What’s relative about the horsepower here is that AC motors have a specified horsepower, DC motors don’t. To make things easier for the consumers, the manufacturers provide a horsepower equivalent so that the people who buy DC openers would know the lifting power capacities of the model they get compared to the AC ones. And so, when you shop for an AC opener, you will see the small HP sign indicating the HorsePower of the motor. When you shop for a DC motor, you will either see a HPs (horse power similar) or HPc (horsepower comparable) sign on the model. This will indicate the lifting capacities of the opener if compared with an AC motor.
Garage door motor horsepower choices
Most residential garage doors work fine with ½ HP openers. What you will also find on the market is openers with ¾ HP, 1 HP, and 1 ¼ HP. These ones are much stronger and thus only useful for very heavy garage doors. That’s why there are rarely used for residential garage door opener installation.

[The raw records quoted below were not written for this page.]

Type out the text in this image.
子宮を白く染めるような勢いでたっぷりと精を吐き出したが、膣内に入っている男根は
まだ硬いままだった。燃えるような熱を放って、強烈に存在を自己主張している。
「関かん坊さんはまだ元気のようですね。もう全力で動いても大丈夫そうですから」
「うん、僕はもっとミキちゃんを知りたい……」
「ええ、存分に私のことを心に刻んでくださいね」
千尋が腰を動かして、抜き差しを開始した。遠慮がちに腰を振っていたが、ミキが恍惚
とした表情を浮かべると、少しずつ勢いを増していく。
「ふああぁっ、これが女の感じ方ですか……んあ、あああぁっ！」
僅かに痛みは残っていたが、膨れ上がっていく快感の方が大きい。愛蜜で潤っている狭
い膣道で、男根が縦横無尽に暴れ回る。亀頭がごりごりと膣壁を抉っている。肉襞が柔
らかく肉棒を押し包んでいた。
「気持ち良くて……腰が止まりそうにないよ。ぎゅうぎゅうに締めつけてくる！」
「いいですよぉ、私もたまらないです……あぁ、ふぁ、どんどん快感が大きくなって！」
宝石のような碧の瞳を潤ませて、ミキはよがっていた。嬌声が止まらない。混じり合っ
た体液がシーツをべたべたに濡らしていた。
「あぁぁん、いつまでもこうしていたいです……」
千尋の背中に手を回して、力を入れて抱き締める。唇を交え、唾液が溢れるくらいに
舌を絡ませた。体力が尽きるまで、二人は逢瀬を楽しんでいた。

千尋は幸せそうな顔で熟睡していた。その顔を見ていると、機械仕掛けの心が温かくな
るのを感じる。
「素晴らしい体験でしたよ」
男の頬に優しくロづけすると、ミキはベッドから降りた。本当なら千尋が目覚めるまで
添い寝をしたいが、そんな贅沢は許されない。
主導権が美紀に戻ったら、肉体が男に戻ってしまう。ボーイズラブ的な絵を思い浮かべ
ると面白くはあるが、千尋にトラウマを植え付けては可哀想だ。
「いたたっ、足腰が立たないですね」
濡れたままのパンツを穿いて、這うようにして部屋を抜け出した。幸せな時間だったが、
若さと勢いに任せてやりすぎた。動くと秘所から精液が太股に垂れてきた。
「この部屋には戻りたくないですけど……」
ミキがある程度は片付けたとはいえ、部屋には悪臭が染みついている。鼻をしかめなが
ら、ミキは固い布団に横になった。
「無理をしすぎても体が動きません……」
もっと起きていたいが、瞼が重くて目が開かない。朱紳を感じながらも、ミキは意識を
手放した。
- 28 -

The greater the horsepower, the easier garage doors are lifted. But there is no need to invest in such expensive options unless you want an opener for large industrial and commercial garage doors.
What to consider to get the right garage door opener horsepower
There are several factors which will affect your decision. Although the weight of the garage door is very important, the counterbalance provided by the springs allows for a lower HP. The two factors which play a major role in your decision are the garage door size and the daily cycles. So oversized garage doors would be better off with a higher HP. Families with multiple drivers or people who constantly open and close their garage door should invest in higher HP openers. Factors to also take into account? Whether the garage door is insulated or is wind loaded. Anything that will strain the opener faster must be considered. The intention here is to buy an opener that will easily lift the garage door. If it doesn’t have enough lifting power, it will strain fast and will need replacement sooner than expected.
Take every little thing into account. Stick to ½ HP openers if you have a standard garage door size. If it’s much heavier and larger and is used constantly, prefer ¾ HP openers.